Pero el asunto es que el final de nuestra civilización (entiéndase ésta última como el orden material y moral que permite nuestra existencia como sociedad) comenzó hace años. Todo inició cuando se normalizó que la gente muriera asesinada producto de una supuesta guerra contra los malos. Según nuestros políticos los muertos se dividían en dos: los criminales que morían merecidamente y los inocentes que eran daños colaterales “necesarios” por el bien mayor.

Después se hizo común que las personas desaparecieran.
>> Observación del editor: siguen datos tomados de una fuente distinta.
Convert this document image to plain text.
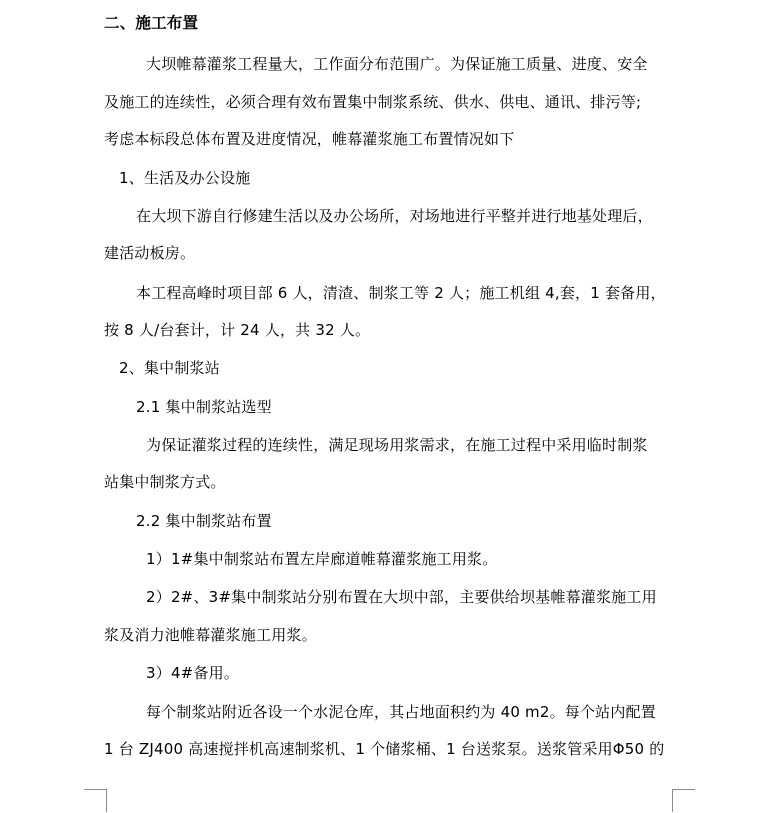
二、施工布置
大坝帷幕灌浆工程量大，工作面分布范围广。为保证施工质量、进度、安全
及施工的连续性，必须合理有效布置集中制浆系统、供水、供电、通讯、排污等;
考虑本标段总体布置及进度情况，帷幕灌浆施工布置情况如下
1、生活及办公设施
在大坝下游自行修建生活以及办公场所，对场地进行平整并进行地基处理后，
建活动板房。
本工程高峰时项目部 6 人，清渣、制浆工等 2 人；施工机组 4,套，1 套备用，
按 8 人/台套计，计 24 人，共 32 人。
2、集中制浆站
2.1 集中制浆站选型
为保证灌浆过程的连续性，满足现场用浆需求，在施工过程中采用临时制浆
站集中制浆方式。
2.2 集中制浆站布置
1）1#集中制浆站布置左岸廊道帷幕灌浆施工用浆。
2）2#、3#集中制浆站分别布置在大坝中部，主要供给坝基帷幕灌浆施工用
浆及消力池帷幕灌浆施工用浆。
3）4#备用。
每个制浆站附近各设一个水泥仓库，其占地面积约为 40 m2。每个站内配置
1 台 ZJ400 高速搅拌机高速制浆机、1 个储浆桶、1 台送浆泵。送浆管采用Φ50 的
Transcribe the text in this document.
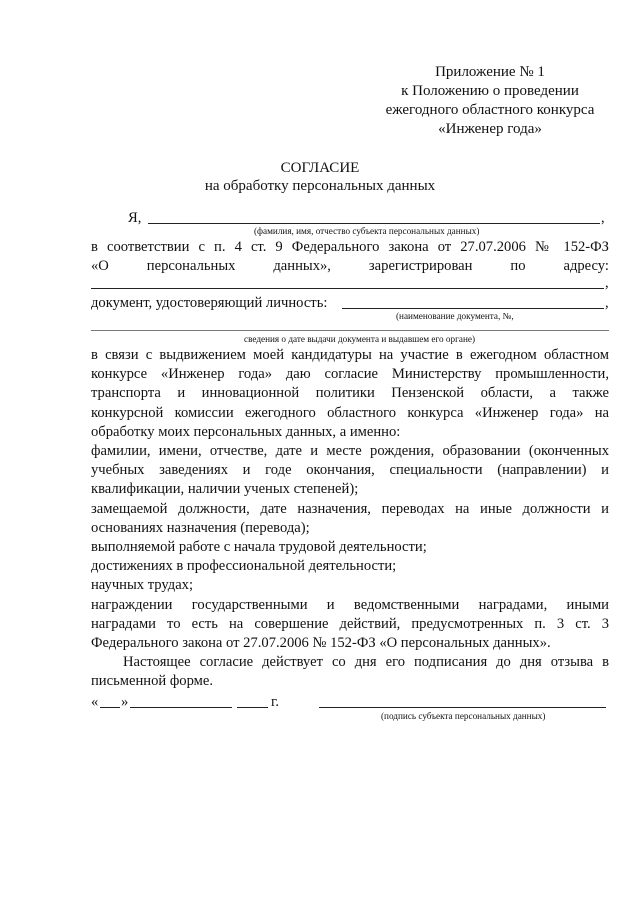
Приложение № 1
к Положению о проведении
ежегодного областного конкурса
«Инженер года»
СОГЛАСИЕ
на обработку персональных данных
Я,	,
(фамилия, имя, отчество субъекта персональных данных)
в соответствии с п. 4 ст. 9 Федерального закона от 27.07.2006 № 152-ФЗ
«О	персональных	данных»,	зарегистрирован	по	адресу:
,
документ, удостоверяющий личность:	,
(наименование документа, №,
сведения о дате выдачи документа и выдавшем его органе)
в связи с выдвижением моей кандидатуры на участие в ежегодном областном
конкурсе «Инженер года» даю согласие Министерству промышленности,
транспорта и инновационной политики Пензенской области, а также
конкурсной комиссии ежегодного областного конкурса «Инженер года» на
обработку моих персональных данных, а именно:
фамилии, имени, отчестве, дате и месте рождения, образовании (оконченных
учебных заведениях и годе окончания, специальности (направлении) и
квалификации, наличии ученых степеней);
замещаемой должности, дате назначения, переводах на иные должности и
основаниях назначения (перевода);
выполняемой работе с начала трудовой деятельности;
достижениях в профессиональной деятельности;
научных трудах;
награждении государственными и ведомственными наградами, иными
наградами то есть на совершение действий, предусмотренных п. 3 ст. 3
Федерального закона от 27.07.2006 № 152-ФЗ «О персональных данных».
Настоящее согласие действует со дня его подписания до дня отзыва в
письменной форме.
« »	г.
(подпись субъекта персональных данных)
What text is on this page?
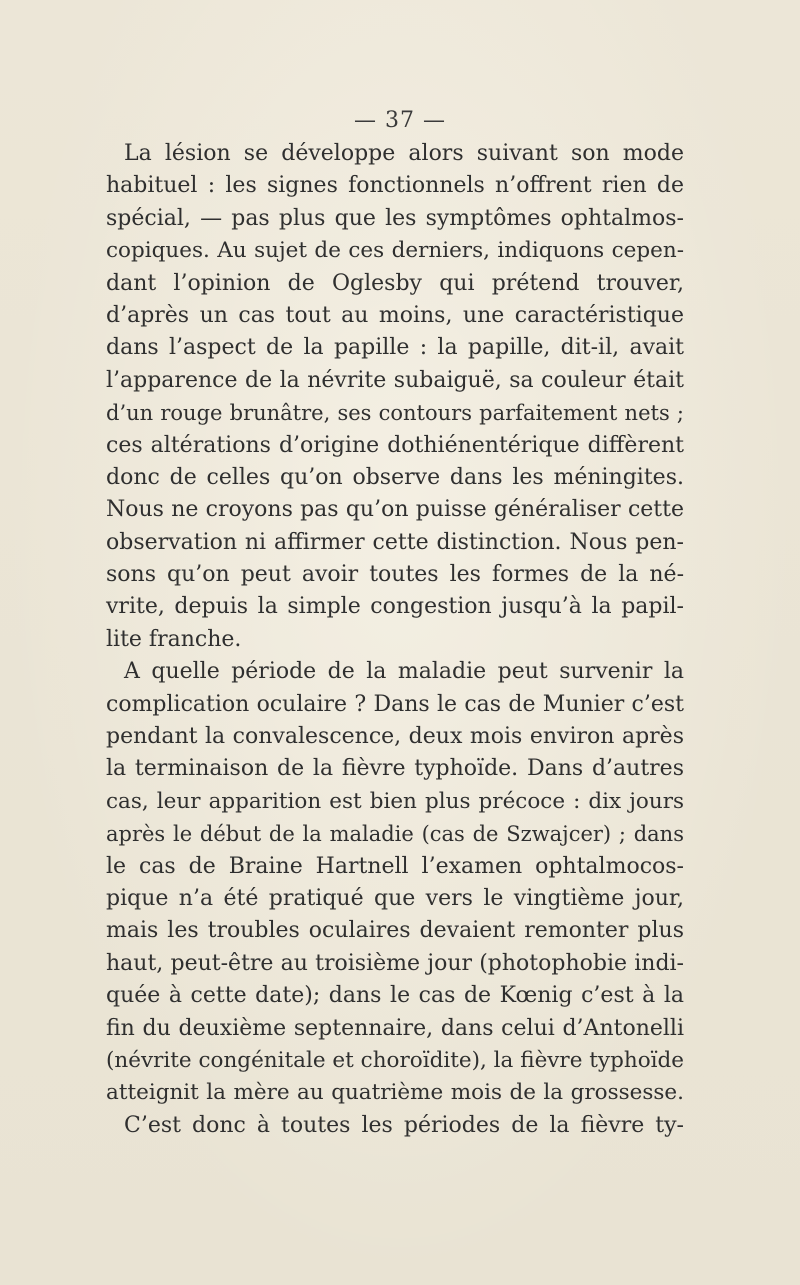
— 37 —
La lésion se développe alors suivant son mode
habituel : les signes fonctionnels n’offrent rien de
spécial, — pas plus que les symptômes ophtalmos-
copiques. Au sujet de ces derniers, indiquons cepen-
dant l’opinion de Oglesby qui prétend trouver,
d’après un cas tout au moins, une caractéristique
dans l’aspect de la papille : la papille, dit-il, avait
l’apparence de la névrite subaiguë, sa couleur était
d’un rouge brunâtre, ses contours parfaitement nets ;
ces altérations d’origine dothiénentérique diffèrent
donc de celles qu’on observe dans les méningites.
Nous ne croyons pas qu’on puisse généraliser cette
observation ni affirmer cette distinction. Nous pen-
sons qu’on peut avoir toutes les formes de la né-
vrite, depuis la simple congestion jusqu’à la papil-
lite franche.
A quelle période de la maladie peut survenir la
complication oculaire ? Dans le cas de Munier c’est
pendant la convalescence, deux mois environ après
la terminaison de la fièvre typhoïde. Dans d’autres
cas, leur apparition est bien plus précoce : dix jours
après le début de la maladie (cas de Szwajcer) ; dans
le cas de Braine Hartnell l’examen ophtalmocos-
pique n’a été pratiqué que vers le vingtième jour,
mais les troubles oculaires devaient remonter plus
haut, peut-être au troisième jour (photophobie indi-
quée à cette date); dans le cas de Kœnig c’est à la
fin du deuxième septennaire, dans celui d’Antonelli
(névrite congénitale et choroïdite), la fièvre typhoïde
atteignit la mère au quatrième mois de la grossesse.
C’est donc à toutes les périodes de la fièvre ty-
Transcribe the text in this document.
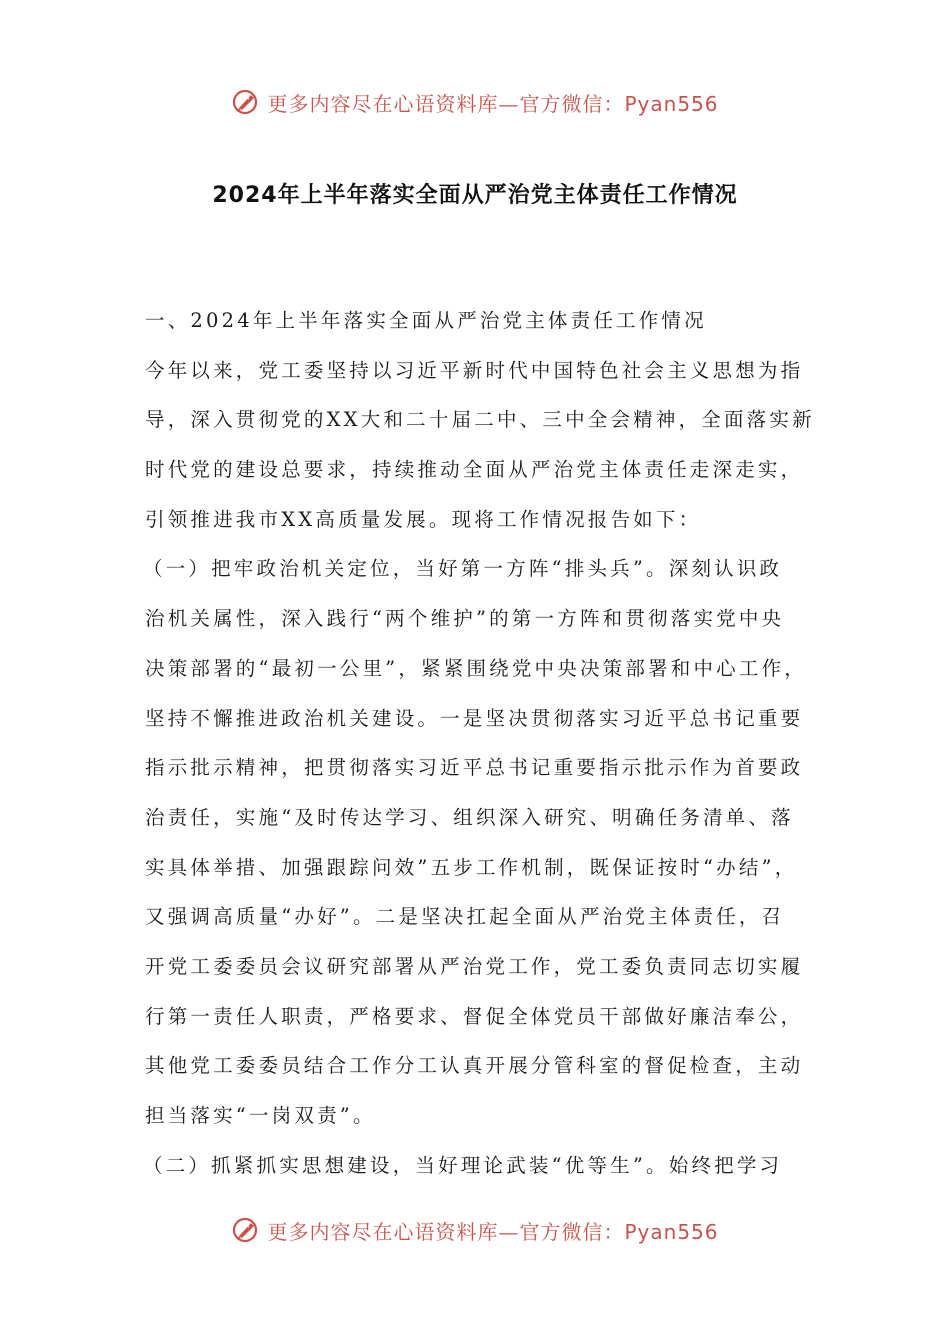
更多内容尽在心语资料库—官方微信：Pyan556
2024年上半年落实全面从严治党主体责任工作情况
一、2024年上半年落实全面从严治党主体责任工作情况
今年以来，党工委坚持以习近平新时代中国特色社会主义思想为指
导，深入贯彻党的XX大和二十届二中、三中全会精神，全面落实新
时代党的建设总要求，持续推动全面从严治党主体责任走深走实，
引领推进我市XX高质量发展。现将工作情况报告如下：
（一）把牢政治机关定位，当好第一方阵“排头兵”。深刻认识政
治机关属性，深入践行“两个维护”的第一方阵和贯彻落实党中央
决策部署的“最初一公里”，紧紧围绕党中央决策部署和中心工作，
坚持不懈推进政治机关建设。一是坚决贯彻落实习近平总书记重要
指示批示精神，把贯彻落实习近平总书记重要指示批示作为首要政
治责任，实施“及时传达学习、组织深入研究、明确任务清单、落
实具体举措、加强跟踪问效”五步工作机制，既保证按时“办结”，
又强调高质量“办好”。二是坚决扛起全面从严治党主体责任，召
开党工委委员会议研究部署从严治党工作，党工委负责同志切实履
行第一责任人职责，严格要求、督促全体党员干部做好廉洁奉公，
其他党工委委员结合工作分工认真开展分管科室的督促检查，主动
担当落实“一岗双责”。
（二）抓紧抓实思想建设，当好理论武装“优等生”。始终把学习
更多内容尽在心语资料库—官方微信：Pyan556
Esta vez nos dijeron que ocurría porque “estaban en malos pasos” o porque “huyeron con el novio para comenzar una nueva vida”. Posteriormente se empezó a hablar con naturalidad de la muerte de periodistas y políticos de poca proyección nacional. Los primeros morían, según nos empezamos a explicar,  porque “seguramente se metieron con quien no debían”, con caciques, empresarios o gente del narcotráfico. Los segundos, según se rumoró en reuniones de grilla y de chisme político en restaurantes, eran cómplices de la economía criminal y todo se trató de un “ajuste de cuentas”.

Finalmente, sucedió que también los políticos de renombre y los más grandes comunicadores, esos que pensábamos intocables o “protegidos”, también eran asesinados o sufrían atentados. Pero sólo nos importó unos días y después llamó nuestra atención cualquier otra cosa, como un beso entre dos hombres en una película de Disney o una influencer que le cocina a su novio. La clase política, aún viéndose afectada por los hechos, aprovechó nuestra distracción y de nuevo hizo como que nada ocurrió.

En la noche del 25 de julio asesinaron al político y ex rector de la Universidad Autónoma de Sinaloa, Héctor Melesio Cuén. Era un personaje de renombre, de gran trayectoria, opositor al gobernador Rubén Rocha, que denunció días antes de que lo mataran a balazos que le habían quitado la seguridad que tenía de la Guardia Nacional. Al día que se escribe esta columna, la noticia a nivel nacional se ha disipado, salvo por alguien que mencionó la posibilidad de que el día que lo mataron debía verse con un capo. De nuevo, algunos nos quieren decir que si algo le pasa a alguien es porque andaba en malos pasos.

El final de nuestra civilización comenzó en el momento en el que la clase política dejó de ver la muerte como algo que debe administrarse para que ocurra menos por causas naturales y que no debe ocurrir por motivaciones políticas, económicas o por cualquier desquite. Nadie tiene derecho de quitarle la vida a otra persona o desaparecerla. Pero hoy cualquiera puede ser asesinado y rápidamente se convertirá en una cifra más o en una “condena enérgica”. El final de nuestra civilización empezó el día que la muerte nos dejó de importar.